Pete Brunoehler shares his experiences – some of them rather hairy – of driving on the roads in Malaysia.
I have two children, born in the late 80s and early 90s. I have been driving in Malaysia since the 90s. What’s the connection?
When my kids were small, we used to play video games where objects of all sorts came flying at you from all directions – just like driving in Malaysia!
Between speeding and weaving cars, errant motorbikes zooming in all directions, and the occasional unpredictable and unaware pedestrian, driving in Malaysia brings back memories of playing those video games with my kids.
For those of you who are new to driving here, I’d like to explain four types of drivers that you will certainly encounter, especially during highway driving. I call these four the Flashers, the Winkers, the Weavers, and the Shoulders:
You are driving along on the NSE, enjoying the scenery and minding your own business while moving slightly above the speed limit, when suddenly out of nowhere in the rear-view mirror you see urgently flashing headlights, coming closer and closer until the car trailing you is within centimetres of your rear bumper.
(This is the Flasher Agility Test—to be able to stay within centimetres of the car in front of them, at extremely high speeds, all the while frantically flashing their headlights—for kilometres at a time if necessary.)

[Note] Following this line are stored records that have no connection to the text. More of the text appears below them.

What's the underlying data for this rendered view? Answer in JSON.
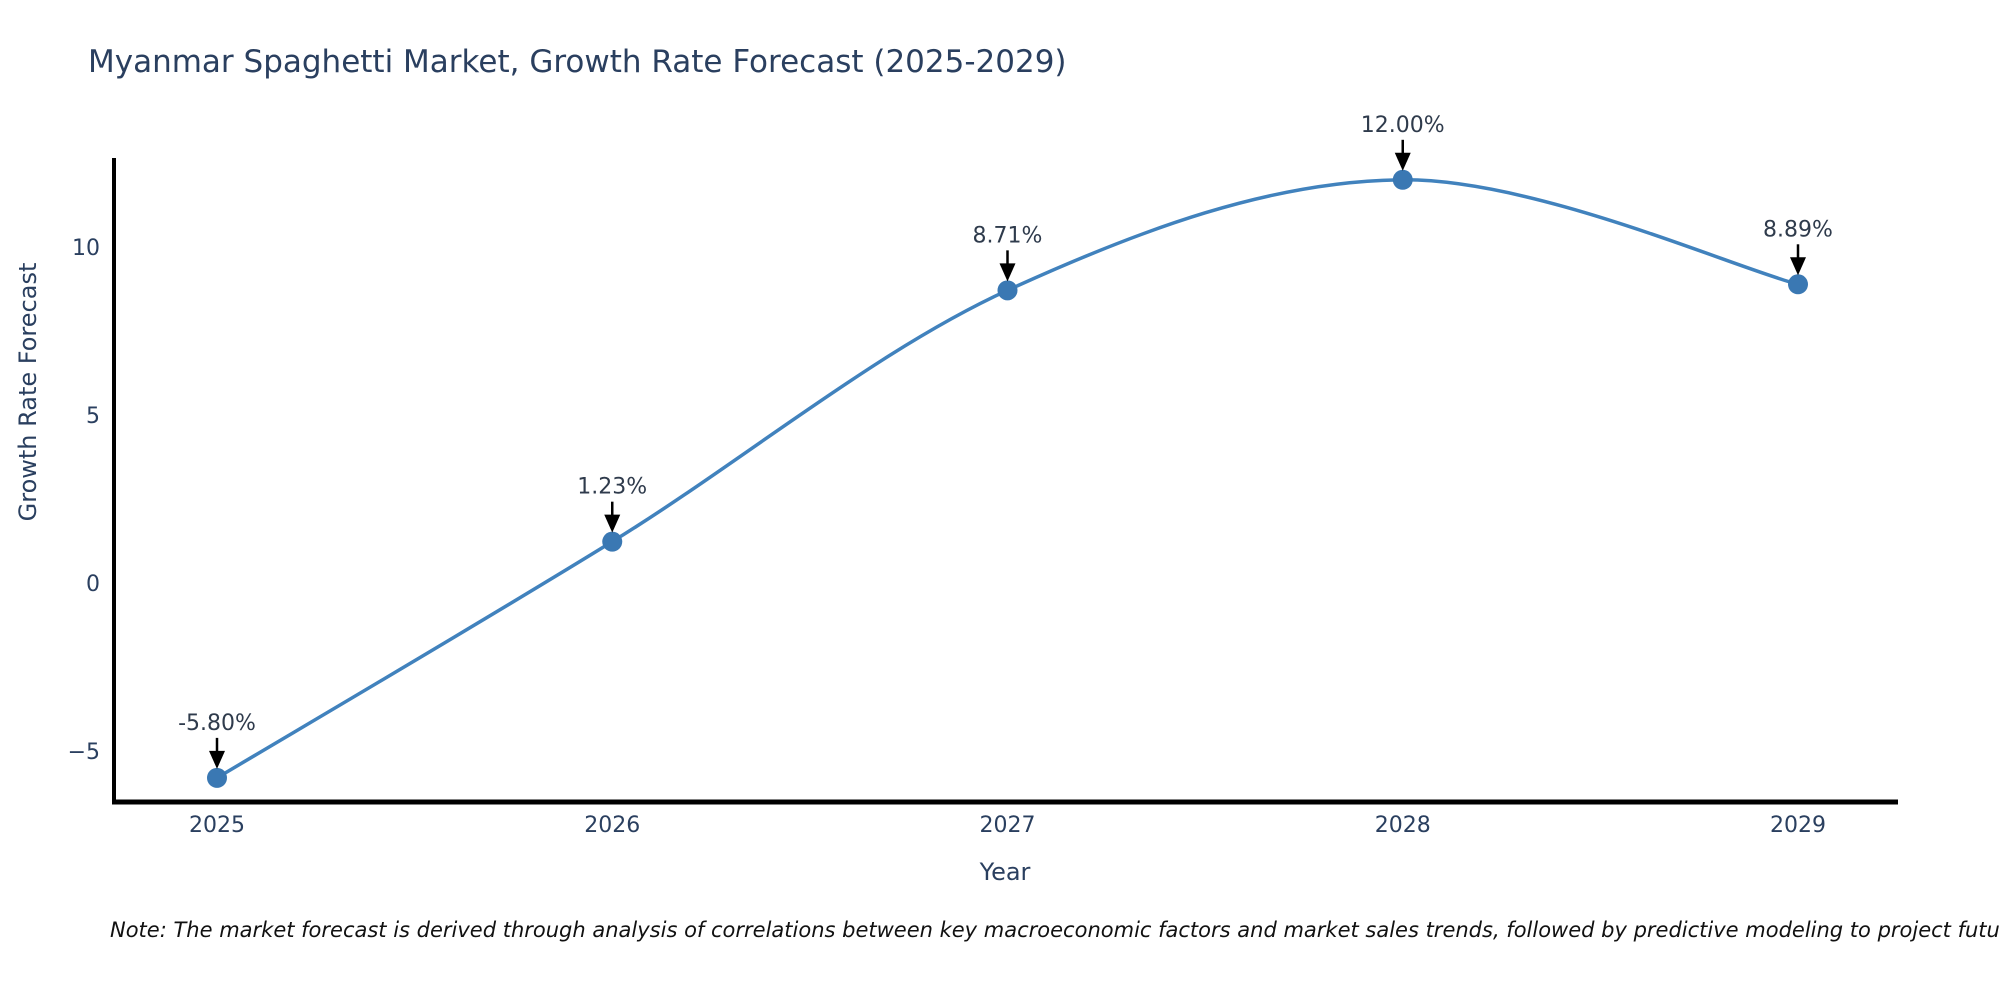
{
  "title": "Myanmar Spaghetti Market, Growth Rate Forecast (2025-2029)",
  "note": "Note: The market forecast is derived through analysis of correlations between key macroeconomic factors and market sales trends, followed by predictive modeling to project future sales",
  "chart_data": {
    "type": "line",
    "title": "Myanmar Spaghetti Market, Growth Rate Forecast (2025-2029)",
    "xlabel": "Year",
    "ylabel": "Growth Rate Forecast",
    "x": [
      2025,
      2026,
      2027,
      2028,
      2029
    ],
    "x_tick_labels": [
      "2025",
      "2026",
      "2027",
      "2028",
      "2029"
    ],
    "series": [
      {
        "name": "Growth Rate Forecast",
        "values": [
          -5.8,
          1.23,
          8.71,
          12.0,
          8.89
        ]
      }
    ],
    "point_labels": [
      "-5.80%",
      "1.23%",
      "8.71%",
      "12.00%",
      "8.89%"
    ],
    "y_ticks": [
      10,
      5,
      0,
      -5
    ],
    "y_tick_labels": [
      "10",
      "5",
      "0",
      "−5"
    ],
    "ylim": [
      -6.5,
      12.6
    ],
    "grid": false,
    "legend": "none",
    "line_shape": "spline",
    "marker_style": "circle",
    "annotation_arrows": true,
    "colors": {
      "line": "#4182bd",
      "marker": "#3a78b3",
      "arrow": "#000000",
      "axis_line": "#000000",
      "title_text": "#2a3f5f",
      "axis_text": "#2a3f5f",
      "annotation_text": "#2f3b4c",
      "background": "#ffffff"
    }
  }
}
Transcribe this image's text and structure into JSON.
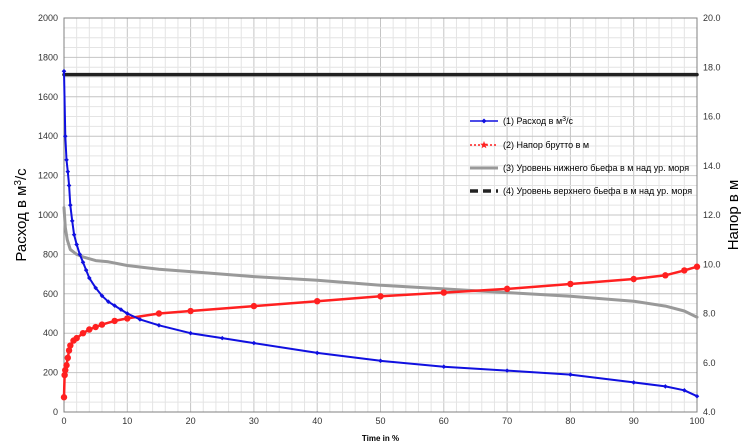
{
  "chart_data": {
    "type": "line",
    "xlabel": "Time in %",
    "ylabel_left": "Расход в м",
    "ylabel_left_sup": "3",
    "ylabel_left_suffix": "/с",
    "ylabel_right": "Напор в м",
    "xlim": [
      0,
      100
    ],
    "ylim_left": [
      0,
      2000
    ],
    "ylim_right": [
      4.0,
      20.0
    ],
    "x_ticks": [
      "0",
      "10",
      "20",
      "30",
      "40",
      "50",
      "60",
      "70",
      "80",
      "90",
      "100"
    ],
    "y_left_ticks": [
      "0",
      "200",
      "400",
      "600",
      "800",
      "1000",
      "1200",
      "1400",
      "1600",
      "1800",
      "2000"
    ],
    "y_right_ticks": [
      "4.0",
      "6.0",
      "8.0",
      "10.0",
      "12.0",
      "14.0",
      "16.0",
      "18.0",
      "20.0"
    ],
    "grid": true,
    "legend_position": "right",
    "legend": [
      {
        "label": "(1) Расход в м",
        "sup": "3",
        "suffix": "/с",
        "color": "#1010e0",
        "style": "line-marker"
      },
      {
        "label": "(2) Напор брутто в м",
        "sup": "",
        "suffix": "",
        "color": "#ff2020",
        "style": "dotted-star"
      },
      {
        "label": "(3) Уровень нижнего бьефа в м над ур. моря",
        "sup": "",
        "suffix": "",
        "color": "#999999",
        "style": "thick"
      },
      {
        "label": "(4) Уровень верхнего бьефа в м над ур. моря",
        "sup": "",
        "suffix": "",
        "color": "#222222",
        "style": "dashed"
      }
    ],
    "series": [
      {
        "name": "(1) Расход в м3/с",
        "axis": "left",
        "color": "#1010e0",
        "x": [
          0,
          0.2,
          0.4,
          0.6,
          0.8,
          1,
          1.3,
          1.6,
          2,
          2.5,
          3,
          3.5,
          4,
          5,
          6,
          7,
          8,
          9,
          10,
          12,
          15,
          20,
          25,
          30,
          40,
          50,
          60,
          70,
          80,
          90,
          95,
          98,
          100
        ],
        "values": [
          1730,
          1400,
          1280,
          1220,
          1150,
          1050,
          970,
          900,
          850,
          800,
          760,
          720,
          680,
          630,
          590,
          560,
          540,
          520,
          500,
          470,
          440,
          400,
          375,
          350,
          300,
          260,
          230,
          210,
          190,
          150,
          130,
          110,
          80
        ]
      },
      {
        "name": "(2) Напор брутто в м",
        "axis": "right",
        "color": "#ff2020",
        "x": [
          0,
          0.1,
          0.2,
          0.4,
          0.6,
          0.8,
          1,
          1.5,
          2,
          3,
          4,
          5,
          6,
          8,
          10,
          15,
          20,
          30,
          40,
          50,
          60,
          70,
          80,
          90,
          95,
          98,
          100
        ],
        "values": [
          4.6,
          5.5,
          5.7,
          5.9,
          6.2,
          6.5,
          6.7,
          6.9,
          7.0,
          7.2,
          7.35,
          7.45,
          7.55,
          7.7,
          7.8,
          8.0,
          8.1,
          8.3,
          8.5,
          8.7,
          8.85,
          9.0,
          9.2,
          9.4,
          9.55,
          9.75,
          9.9
        ]
      },
      {
        "name": "(3) Уровень нижнего бьефа в м над ур. моря",
        "axis": "right",
        "color": "#999999",
        "x": [
          0,
          0.2,
          0.5,
          1,
          2,
          3,
          5,
          7,
          10,
          15,
          20,
          30,
          40,
          50,
          60,
          70,
          80,
          90,
          95,
          98,
          100
        ],
        "values": [
          12.3,
          11.5,
          11.0,
          10.6,
          10.4,
          10.3,
          10.15,
          10.1,
          9.95,
          9.8,
          9.7,
          9.5,
          9.35,
          9.15,
          9.0,
          8.85,
          8.7,
          8.5,
          8.3,
          8.1,
          7.85
        ]
      },
      {
        "name": "(4) Уровень верхнего бьефа в м над ур. моря",
        "axis": "right",
        "color": "#222222",
        "x": [
          0,
          100
        ],
        "values": [
          17.7,
          17.7
        ]
      }
    ]
  }
}
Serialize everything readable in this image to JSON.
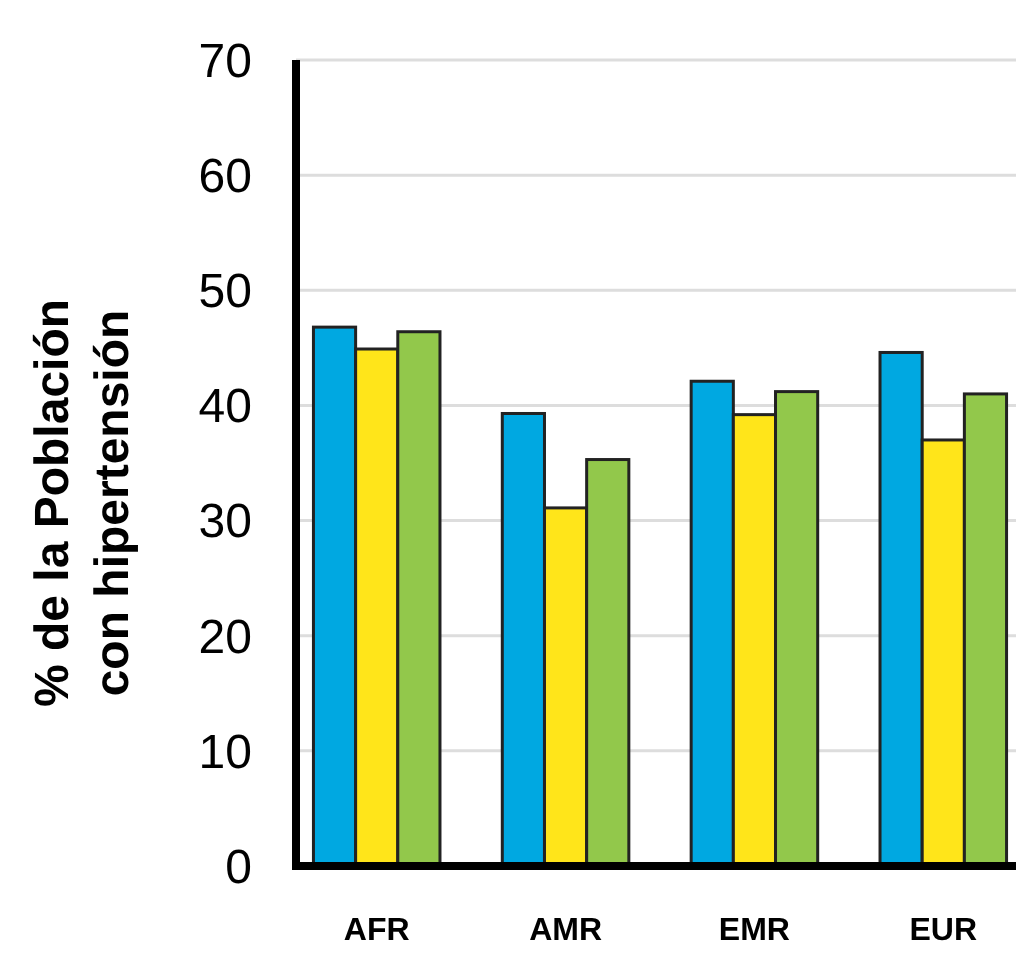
{
  "chart_data": {
    "type": "bar",
    "ylabel": "% de la Población\ncon hipertensión",
    "categories": [
      "AFR",
      "AMR",
      "EMR",
      "EUR"
    ],
    "series": [
      {
        "color": "#00a8e1",
        "values": [
          46.8,
          39.3,
          42.1,
          44.6
        ]
      },
      {
        "color": "#ffe51a",
        "values": [
          44.9,
          31.1,
          39.2,
          37.0
        ]
      },
      {
        "color": "#92c84b",
        "values": [
          46.4,
          35.3,
          41.2,
          41.0
        ]
      }
    ],
    "ylim": [
      0,
      70
    ],
    "yticks": [
      0,
      10,
      20,
      30,
      40,
      50,
      60,
      70
    ],
    "grid": "y"
  }
}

Surely you think, there must be some emergency for them to follow so closely!? Alas, there is no emergency, this is just your average Malaysian Flasher, in a huge hurry. Ironically, the same Flasher will often flash you several times in a single trip, as apparently roadside stalls require frequent stops and subsequent returns to the highway, with of course, more flashing to make up for lost time…
Winkers are cousins to flashers—the lazy cousins. Rather than using all of the energy required to flash their headlights on and off at you in frantic fashion, as described above, Winkers just turn on their “fast lane turn signal” (starting somewhere near the Thai border and off again when entering Singapore).
This signal means “I am coming through”, and regardless of your speed, traffic conditions, other cars, motorbikes, safety, life and limb, etc; your role is to immediately move out of the way despite the dangers that quickly doing so may create. By virtue of the power granted to Winkers by illuminating this powerful single turn signal, you had better move. NOW!
Weavers are second cousins to Flashers. They come in both automobile and motorcycle life forms. The job of a Weaver is to spend as much time crossing lane lines as possible, avoiding spending more than 3 milliseconds either behind other vehicles or (boring) in just one lane.
Weaver Logic: If I was expected to stay in a single lane, then the road would only have a single lane! Right?
The second job of a Weaver is to change lanes so often that all other vehicles on the road lose track of where the Weaver is, raising driving excitement levels by increasing the likelihood of clashes and crashes with each weave, in and out of your blind spots. Who wants a dull road trip?
Finally, the third cousins to Flashers would be the Shoulders. Shoulders are not going to be constrained by lanes, lines, edges or road borders.
The Shoulder Motto: “If it’s paved, it’s there for me to use.”
This is a particular favourite during Festive Seasons and after accidents—those actual lanes that you feel obligated to use are now far too slow to use for the Shoulder. Just make sure that you swivel your head constantly to make sure you know they are there—just like in the videogames.
The king of the road
Finally, here’s the best part: I am confident that if you have spent much time driving here, you’ve encountered that uniquely Malaysian Highway “Hybrid” Driver: one who can Flash/Wink/Weave/Shoulder — all at the same time! When does the High Speed Rail begin operation?
5. Irresponsible parents
I am going to end on a much more sombre note. Those who have met me know that I am not one to preach that common “Expat Mantra”, about how much better organised things are “back home”. But I will make one exception for this article.
When my aforementioned first child was born, I will never forget leaving the hospital in the Midwestern US. The Birthing Centre nurse followed us to the car, and inspected our car seat/seat belts, the connections, the seat size, the seat brand, etc. She questioned us as to who installed it, what needed to be done when transferring to another car, etc.
She was serious and thorough. So, while I had purchased the seat in advance, and common sense (not to mention the law) required a child seat, she really reinforced the gravity of what I was now doing—carrying a defenceless child in a car/car seat.
To this day, it breaks my heart and makes me angry to see scenes of parents in Malaysia simply holding their children without car seats. Given the poor statistics of Malaysian driving/accidents, and the types of drivers that I have described above, this is a mind boggling decision for a parent to make. Or not to make.